Michael Saylor Declares Bitcoin 4-Year Cycle Dead, Says Halving Hype Over

Michael Saylor declared the Bitcoin 4-year cycle dead on June 23, speaking at a major industry summit. He argued that the predictable pattern tied to Bitcoin's halving events is no longer valid. According to Saylor, the 'halving hype' — the belief that each reward cut sparks a predictable bull run — is officially over.

Why Saylor says the cycle is gone

Saylor didn't just question the cycle. He said it's finished. He told the audience that the old supply-shock narrative doesn't account for how much the market has changed. Institutional adoption, regulatory developments, and global macro forces now drive price more than the halving schedule. He suggested that investors clinging to the four-year playbook are looking in the rearview mirror.

What the cycle theory promised

The four-year cycle has been a core belief for many in crypto. The idea: after each halving, supply tightens, scarcity increases, and prices eventually spike — usually peaking about 18 months later. That pattern held through 2012, 2016, and 2020. But Saylor says the world is different now.
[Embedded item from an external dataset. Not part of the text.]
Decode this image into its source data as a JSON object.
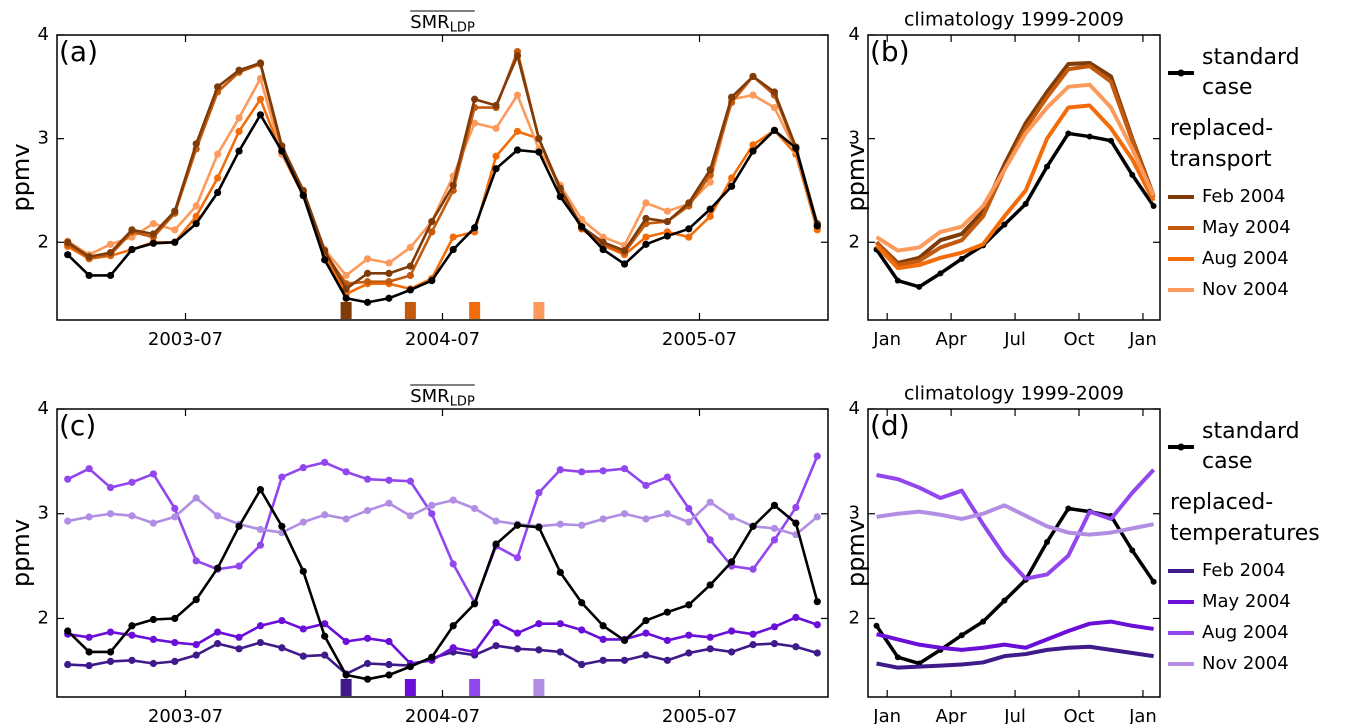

The last halving was in 2024. The next is scheduled around 2028. But according to him, that timing no longer matters the way it used to.

What this means for the market

Saylor's declaration challenges a narrative that has shaped trading strategies for years. Some will dismiss it as contrarian. Others will see it as a realistic take from someone who's been right before. No other major figures have publicly backed his claim yet. But his voice carries weight. He's been one of Bitcoin's loudest supporters through multiple cycles.

If the cycle is dead, then the old playbook — buy before the halving, sell after the peak — loses its logic. That could change how both retail and institutional investors approach Bitcoin. It might also shift focus to other catalysts, like ETF flows or central bank policy. But for now, the debate is just getting started.

Saylor's statement lands at a time when the market is already questioning what comes next. With the next halving still years away, his timing isn't accidental. He's telling the industry to stop waiting for history to repeat itself.